School of Civil Engineering and Transportation, South China University of Technology, No.381, Wushan Road, Guangzhou, Guangdong, China; Guangdong Institute of Intelligent Manufacturing, Guangzhou, China.
School of Civil Engineering and Transportation, South China University of Technology, No.381, Wushan Road, Guangzhou, Guangdong, China.
J Mech Behav Biomed Mater. 2018 Sep;85:181-187. doi: 10.1016/j.jmbbm.2018.06.004. Epub 2018 Jun 5.

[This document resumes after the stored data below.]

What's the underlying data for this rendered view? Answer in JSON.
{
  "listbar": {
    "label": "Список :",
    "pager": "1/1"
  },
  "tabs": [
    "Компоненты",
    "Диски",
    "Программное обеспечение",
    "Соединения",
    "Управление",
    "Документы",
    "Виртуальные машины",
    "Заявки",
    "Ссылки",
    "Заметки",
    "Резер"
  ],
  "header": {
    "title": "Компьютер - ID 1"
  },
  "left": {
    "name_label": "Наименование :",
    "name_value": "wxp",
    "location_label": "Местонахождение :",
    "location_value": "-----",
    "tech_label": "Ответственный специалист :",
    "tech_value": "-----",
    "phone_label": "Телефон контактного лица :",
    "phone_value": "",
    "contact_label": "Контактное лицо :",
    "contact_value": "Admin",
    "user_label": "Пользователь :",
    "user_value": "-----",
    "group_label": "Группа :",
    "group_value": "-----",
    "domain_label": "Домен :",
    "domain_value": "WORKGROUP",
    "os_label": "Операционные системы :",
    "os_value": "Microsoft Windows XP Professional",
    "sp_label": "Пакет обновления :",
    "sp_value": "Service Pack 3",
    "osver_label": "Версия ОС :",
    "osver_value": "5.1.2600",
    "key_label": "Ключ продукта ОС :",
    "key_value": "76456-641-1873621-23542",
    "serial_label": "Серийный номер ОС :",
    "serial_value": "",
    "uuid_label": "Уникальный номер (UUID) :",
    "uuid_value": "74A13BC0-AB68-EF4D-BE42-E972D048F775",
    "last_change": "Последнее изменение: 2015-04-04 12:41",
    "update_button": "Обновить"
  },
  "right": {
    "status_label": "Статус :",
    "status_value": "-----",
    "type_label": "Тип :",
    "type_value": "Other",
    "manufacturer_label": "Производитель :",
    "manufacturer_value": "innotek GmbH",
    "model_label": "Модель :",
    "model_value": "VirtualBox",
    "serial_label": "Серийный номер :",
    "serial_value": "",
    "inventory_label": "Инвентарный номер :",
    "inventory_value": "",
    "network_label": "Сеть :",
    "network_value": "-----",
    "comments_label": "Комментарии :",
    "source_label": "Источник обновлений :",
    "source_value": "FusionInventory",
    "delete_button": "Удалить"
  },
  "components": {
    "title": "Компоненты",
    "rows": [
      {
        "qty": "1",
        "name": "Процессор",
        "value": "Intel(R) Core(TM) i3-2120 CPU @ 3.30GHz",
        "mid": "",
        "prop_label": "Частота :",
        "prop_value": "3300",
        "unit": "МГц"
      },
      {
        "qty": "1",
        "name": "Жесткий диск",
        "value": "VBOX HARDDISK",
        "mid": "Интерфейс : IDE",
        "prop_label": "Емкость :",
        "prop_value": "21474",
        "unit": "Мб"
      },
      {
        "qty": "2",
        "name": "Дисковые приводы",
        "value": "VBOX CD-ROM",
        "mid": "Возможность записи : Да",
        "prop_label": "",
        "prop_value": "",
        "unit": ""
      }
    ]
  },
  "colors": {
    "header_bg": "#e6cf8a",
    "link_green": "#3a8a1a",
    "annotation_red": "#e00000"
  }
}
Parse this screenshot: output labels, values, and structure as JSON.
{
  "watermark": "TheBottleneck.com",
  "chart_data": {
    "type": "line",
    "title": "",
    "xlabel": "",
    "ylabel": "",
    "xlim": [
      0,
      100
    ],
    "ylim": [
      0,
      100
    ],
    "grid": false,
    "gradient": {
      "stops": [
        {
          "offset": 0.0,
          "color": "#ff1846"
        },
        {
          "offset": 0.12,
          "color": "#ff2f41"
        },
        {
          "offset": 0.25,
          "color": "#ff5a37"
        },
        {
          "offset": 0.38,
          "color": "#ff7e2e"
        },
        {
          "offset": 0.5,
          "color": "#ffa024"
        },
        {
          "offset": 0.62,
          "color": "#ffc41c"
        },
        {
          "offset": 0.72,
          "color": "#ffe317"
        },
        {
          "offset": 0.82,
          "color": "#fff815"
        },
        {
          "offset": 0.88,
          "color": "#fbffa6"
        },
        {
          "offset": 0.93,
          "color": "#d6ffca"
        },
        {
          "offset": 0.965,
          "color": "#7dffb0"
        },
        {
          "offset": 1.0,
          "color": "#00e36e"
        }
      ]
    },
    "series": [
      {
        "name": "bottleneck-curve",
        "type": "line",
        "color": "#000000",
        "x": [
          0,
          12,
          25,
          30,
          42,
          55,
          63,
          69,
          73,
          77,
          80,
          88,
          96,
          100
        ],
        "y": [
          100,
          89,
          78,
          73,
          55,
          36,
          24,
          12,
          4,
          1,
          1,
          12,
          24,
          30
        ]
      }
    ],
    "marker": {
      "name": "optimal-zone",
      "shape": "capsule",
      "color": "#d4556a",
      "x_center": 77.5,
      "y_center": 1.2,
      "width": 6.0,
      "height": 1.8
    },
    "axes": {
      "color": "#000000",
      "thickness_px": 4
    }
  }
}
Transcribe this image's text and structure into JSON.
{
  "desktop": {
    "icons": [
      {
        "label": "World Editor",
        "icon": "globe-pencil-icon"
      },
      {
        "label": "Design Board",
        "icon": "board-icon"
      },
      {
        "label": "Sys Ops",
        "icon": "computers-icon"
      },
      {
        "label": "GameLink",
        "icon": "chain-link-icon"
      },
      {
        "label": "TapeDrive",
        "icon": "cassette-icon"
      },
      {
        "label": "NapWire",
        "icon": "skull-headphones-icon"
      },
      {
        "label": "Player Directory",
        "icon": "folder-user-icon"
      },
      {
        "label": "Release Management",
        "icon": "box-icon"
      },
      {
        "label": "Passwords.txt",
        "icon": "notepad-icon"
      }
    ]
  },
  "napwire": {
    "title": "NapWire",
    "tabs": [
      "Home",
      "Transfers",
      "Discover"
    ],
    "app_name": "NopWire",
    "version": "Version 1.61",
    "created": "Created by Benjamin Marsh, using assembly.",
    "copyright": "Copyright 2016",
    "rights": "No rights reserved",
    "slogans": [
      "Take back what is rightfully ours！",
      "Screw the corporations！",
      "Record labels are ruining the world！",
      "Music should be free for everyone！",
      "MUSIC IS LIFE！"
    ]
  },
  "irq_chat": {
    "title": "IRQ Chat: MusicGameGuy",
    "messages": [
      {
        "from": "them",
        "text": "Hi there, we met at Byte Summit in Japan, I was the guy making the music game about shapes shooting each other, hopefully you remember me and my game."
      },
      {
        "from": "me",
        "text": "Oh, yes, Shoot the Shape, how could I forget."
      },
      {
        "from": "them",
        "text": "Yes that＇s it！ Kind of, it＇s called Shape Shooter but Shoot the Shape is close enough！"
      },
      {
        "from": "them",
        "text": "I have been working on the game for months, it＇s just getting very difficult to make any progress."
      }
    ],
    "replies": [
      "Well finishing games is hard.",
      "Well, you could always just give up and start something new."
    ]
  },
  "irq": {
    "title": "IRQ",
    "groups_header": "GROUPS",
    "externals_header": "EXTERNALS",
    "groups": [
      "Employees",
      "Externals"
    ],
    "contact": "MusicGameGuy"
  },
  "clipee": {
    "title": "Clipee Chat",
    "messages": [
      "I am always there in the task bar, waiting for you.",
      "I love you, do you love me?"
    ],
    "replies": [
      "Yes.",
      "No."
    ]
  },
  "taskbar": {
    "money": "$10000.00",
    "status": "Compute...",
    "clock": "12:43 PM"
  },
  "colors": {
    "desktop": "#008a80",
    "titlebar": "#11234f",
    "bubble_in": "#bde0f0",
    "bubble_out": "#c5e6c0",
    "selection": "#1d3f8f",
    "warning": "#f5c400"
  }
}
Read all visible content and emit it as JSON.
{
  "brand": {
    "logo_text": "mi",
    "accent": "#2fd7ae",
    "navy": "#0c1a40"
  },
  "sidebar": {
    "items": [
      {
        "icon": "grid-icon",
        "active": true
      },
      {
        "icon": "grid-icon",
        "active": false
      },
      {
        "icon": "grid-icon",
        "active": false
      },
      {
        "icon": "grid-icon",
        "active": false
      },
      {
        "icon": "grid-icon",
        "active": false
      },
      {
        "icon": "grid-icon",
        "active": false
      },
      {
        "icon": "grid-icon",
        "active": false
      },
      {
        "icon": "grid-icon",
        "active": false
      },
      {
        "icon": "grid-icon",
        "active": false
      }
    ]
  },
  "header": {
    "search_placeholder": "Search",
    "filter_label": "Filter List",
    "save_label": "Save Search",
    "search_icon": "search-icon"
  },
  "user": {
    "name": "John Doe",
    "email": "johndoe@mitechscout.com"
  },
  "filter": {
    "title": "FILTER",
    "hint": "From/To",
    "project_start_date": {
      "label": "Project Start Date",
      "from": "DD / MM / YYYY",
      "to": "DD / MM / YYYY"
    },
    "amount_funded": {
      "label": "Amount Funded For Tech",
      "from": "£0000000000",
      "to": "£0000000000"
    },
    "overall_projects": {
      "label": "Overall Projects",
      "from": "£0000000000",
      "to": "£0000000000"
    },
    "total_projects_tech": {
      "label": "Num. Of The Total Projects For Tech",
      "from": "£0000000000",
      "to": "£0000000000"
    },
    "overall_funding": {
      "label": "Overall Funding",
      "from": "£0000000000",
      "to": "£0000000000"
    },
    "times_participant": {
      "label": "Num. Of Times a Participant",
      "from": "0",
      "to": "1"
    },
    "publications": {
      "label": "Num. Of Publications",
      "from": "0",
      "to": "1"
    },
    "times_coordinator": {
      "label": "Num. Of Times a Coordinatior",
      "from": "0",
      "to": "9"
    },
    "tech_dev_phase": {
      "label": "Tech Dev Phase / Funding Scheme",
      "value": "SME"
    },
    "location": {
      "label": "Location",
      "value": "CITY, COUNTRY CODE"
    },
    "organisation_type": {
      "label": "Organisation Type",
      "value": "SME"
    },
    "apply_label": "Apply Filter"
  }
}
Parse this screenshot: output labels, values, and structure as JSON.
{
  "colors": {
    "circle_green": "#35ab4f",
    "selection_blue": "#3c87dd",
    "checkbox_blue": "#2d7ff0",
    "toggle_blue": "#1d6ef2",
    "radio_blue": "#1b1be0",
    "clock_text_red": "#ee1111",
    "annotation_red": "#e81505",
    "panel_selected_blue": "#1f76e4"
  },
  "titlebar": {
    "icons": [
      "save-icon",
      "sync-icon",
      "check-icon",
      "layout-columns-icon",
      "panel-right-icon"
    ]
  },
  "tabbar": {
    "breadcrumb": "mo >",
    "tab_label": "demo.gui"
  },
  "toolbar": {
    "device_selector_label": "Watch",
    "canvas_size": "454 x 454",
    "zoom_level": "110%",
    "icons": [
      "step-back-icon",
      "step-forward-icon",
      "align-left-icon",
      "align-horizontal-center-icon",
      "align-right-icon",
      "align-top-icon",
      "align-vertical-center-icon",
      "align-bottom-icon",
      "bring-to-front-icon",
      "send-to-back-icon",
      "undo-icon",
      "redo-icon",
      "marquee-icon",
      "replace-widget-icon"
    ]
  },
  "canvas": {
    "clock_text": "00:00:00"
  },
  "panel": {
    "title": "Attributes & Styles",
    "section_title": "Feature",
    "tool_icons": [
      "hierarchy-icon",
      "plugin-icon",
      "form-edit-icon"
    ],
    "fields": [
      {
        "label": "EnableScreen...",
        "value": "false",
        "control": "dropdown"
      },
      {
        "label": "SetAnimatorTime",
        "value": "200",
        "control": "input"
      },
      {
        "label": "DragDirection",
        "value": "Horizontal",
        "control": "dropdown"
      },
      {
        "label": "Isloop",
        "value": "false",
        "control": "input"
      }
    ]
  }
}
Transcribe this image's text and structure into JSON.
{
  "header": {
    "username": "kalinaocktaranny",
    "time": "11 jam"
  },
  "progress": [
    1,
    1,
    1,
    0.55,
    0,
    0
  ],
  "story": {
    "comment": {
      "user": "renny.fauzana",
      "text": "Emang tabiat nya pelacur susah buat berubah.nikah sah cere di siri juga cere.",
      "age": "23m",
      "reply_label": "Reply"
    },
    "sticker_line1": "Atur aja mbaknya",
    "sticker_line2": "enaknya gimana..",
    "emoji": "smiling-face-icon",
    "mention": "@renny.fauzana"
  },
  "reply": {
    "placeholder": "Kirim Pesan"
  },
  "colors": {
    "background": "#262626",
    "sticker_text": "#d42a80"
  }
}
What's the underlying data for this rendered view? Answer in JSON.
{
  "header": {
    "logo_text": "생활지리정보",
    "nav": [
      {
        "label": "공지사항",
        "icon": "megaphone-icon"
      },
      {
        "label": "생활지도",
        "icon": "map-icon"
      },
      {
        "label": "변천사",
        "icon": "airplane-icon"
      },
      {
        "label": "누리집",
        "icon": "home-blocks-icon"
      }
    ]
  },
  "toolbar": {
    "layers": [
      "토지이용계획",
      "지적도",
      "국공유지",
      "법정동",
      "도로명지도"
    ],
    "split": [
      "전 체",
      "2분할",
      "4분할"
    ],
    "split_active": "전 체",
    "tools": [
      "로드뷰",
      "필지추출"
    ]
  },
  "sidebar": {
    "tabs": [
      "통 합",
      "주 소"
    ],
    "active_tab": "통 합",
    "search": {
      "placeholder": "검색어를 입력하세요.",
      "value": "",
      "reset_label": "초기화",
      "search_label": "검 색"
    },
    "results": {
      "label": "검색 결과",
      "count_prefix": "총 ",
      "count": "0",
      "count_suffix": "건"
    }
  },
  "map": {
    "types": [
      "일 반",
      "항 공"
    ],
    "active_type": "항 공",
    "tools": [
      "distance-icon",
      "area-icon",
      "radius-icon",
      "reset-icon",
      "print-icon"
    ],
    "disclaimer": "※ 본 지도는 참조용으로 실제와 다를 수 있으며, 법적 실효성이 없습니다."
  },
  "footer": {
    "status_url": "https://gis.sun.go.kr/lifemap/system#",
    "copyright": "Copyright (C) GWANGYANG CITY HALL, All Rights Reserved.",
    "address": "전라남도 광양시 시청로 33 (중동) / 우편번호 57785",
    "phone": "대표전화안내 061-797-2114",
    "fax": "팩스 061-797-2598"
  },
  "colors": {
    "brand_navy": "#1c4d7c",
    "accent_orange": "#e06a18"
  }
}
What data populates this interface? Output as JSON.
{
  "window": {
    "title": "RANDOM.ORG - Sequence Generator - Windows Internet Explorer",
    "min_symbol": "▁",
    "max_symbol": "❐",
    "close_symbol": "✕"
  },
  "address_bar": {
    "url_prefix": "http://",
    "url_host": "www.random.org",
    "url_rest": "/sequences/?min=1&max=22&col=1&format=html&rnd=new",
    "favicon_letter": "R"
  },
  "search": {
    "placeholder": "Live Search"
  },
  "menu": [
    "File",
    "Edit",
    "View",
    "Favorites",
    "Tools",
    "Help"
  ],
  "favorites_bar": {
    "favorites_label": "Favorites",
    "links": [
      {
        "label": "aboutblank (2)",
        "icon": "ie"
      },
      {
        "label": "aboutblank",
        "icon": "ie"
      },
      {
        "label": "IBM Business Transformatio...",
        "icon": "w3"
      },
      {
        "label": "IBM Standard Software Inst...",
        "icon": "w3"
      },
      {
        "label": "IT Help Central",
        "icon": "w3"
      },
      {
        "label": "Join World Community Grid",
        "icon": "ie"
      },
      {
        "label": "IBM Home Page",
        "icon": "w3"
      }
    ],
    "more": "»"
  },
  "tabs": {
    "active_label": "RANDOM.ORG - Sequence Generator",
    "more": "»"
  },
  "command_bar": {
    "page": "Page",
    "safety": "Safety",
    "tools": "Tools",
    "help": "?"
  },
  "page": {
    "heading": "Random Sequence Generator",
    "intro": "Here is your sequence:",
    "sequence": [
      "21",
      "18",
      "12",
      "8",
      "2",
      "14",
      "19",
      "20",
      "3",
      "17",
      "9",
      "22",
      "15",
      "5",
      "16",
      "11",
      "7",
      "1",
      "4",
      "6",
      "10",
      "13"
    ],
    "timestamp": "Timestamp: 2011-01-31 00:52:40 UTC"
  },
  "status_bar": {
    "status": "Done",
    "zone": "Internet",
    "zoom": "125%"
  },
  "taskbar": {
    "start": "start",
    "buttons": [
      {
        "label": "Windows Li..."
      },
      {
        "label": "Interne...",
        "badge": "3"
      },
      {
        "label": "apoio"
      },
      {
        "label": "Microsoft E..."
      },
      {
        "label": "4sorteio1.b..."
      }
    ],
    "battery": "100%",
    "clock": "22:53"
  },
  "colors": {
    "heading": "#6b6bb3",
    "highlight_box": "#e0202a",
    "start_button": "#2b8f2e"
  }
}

For high-water content hydrogels in compression, the water inside of hydrogels contributes to the response of hydrogels to external loads directly, but part of the water is expelled from hydrogels in the meantime to change the volume of the hydrogel and reduce the contribution. In order to consider the contribution of the water in the constitution equation, PVA (polyvinyl alcohol) hydrogels with high-water content were used as examples, and compressive experiments were carried out to measure both the stress-strain relation and the change of the volume in the meantime. By considering the effect of the difference of the contribution of water in different directions of the hydrogel, we deduced a new constitutive equation, which can pretty well depict the stress-strain of hydrogels with different water contents. The results showed that the contribution of water to the total stress increases with the compression strain and even exceed that of the polymer, although the expelled water reduces the contribution at the early loading stage, which well explains the difference of elastic moduli of hydrogels in compression and tension.
对于高含水量水凝胶在压缩过程中,水凝胶内部直接有助于水凝胶对外部负载的响应,但同时部分水凝胶中的水被挤出,以改变水凝胶的体积并降低贡献。为了在本构方程中考虑水的贡献,以高含水量的 PVA(聚乙烯醇)水凝胶为例,同时进行压缩实验以测量应力-应变关系和体积的变化。通过考虑水在水凝胶不同方向上的贡献差异的影响,我们推导出了一个新的本构方程,该方程可以很好地描述具有不同含水量的水凝胶的应力-应变关系。结果表明,尽管在早期加载阶段挤出的水会降低贡献,但水对总应力的贡献随着压缩应变的增加而增加,甚至超过了聚合物的贡献,这很好地解释了水凝胶在压缩和拉伸时弹性模量的差异。